A happy day yesterday, as I managed to track down two more Pepe Carvalho novels (in English, of course, as my Spanish reading skills are pretty poor). Pepe Carvalho is one of my favorite detective series, the story of a former-communist and former CIA agent turned private detective working out of Barcelona. Carvalho is also a Galician living in Barcelona, a total foodie (to comical proportions), very smart and even more cynical, making him a good way for author Manuel Vazquez Montalban to mock and critique many aspects of Spanish society and the world.

For the past year or so, I find I have been reading a lot of genre fiction. In part, I have been trying to think about what makes a story/series/character popular. I guess my assumption is that often we take a lot of these well-known stories for granted, but there had to have been something there at the beginning, some kernel that excited people and inspired the popularity in the first place. So I have read some Ian Fleming, John LeCarre, Raymond Chandler, and the like. It’s interesting stuff, especially seeing how much slower and lower-stakes the conflicts could be just a generation ago. Other times, you can see some good writing going on, even among writers who perhaps grew more hack-like as time went on.
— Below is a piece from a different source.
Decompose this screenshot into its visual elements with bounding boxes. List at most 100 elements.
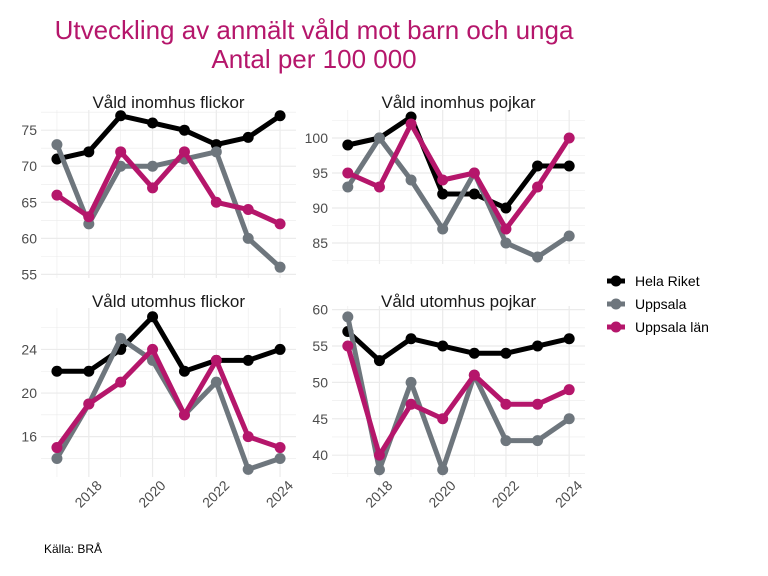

Anyhow, in the process, I have stumbled across the Carvalho series. The first one I read is still my favorite, Southern Seas, in part because it is set in the late Seventies and has a lot of twisted politics in it. I also really liked An Olympic Death, which talks a lot about how Barcelona was changing during the run-up to the 1992 Olympics (even if some of its AIDS-related storyline has ages poorly).

All the Carvalho books provide great looks at a Barcelona that has so totally changed over the past generation … and yet has not changed as much as most people think. Vazquez Montalban has a style that reminds me a bit of Nikos Kazantzakis in its earthiness (although definitely less literary than Kazantzakis), and Carvalho is a bit of a Zorba character.

I also find it interesting the Vazquez Montalban, who was from Barcelona originally, would choose to make his signature character hail from the opposite side of the country.  Was there a reason for this? Commentary on Catalan nationalism? The politics of Franco-era Spain (when he began the series)? Unfortunately, I just don’t know enough about the author or the country to say.

The new Carvalho books I picked up yesterday are Murder in the Central Committee and The Angst-Ridden Executive, both early books in the series, from 1977 and 1981 respectively. I’m really looking forward to reading both.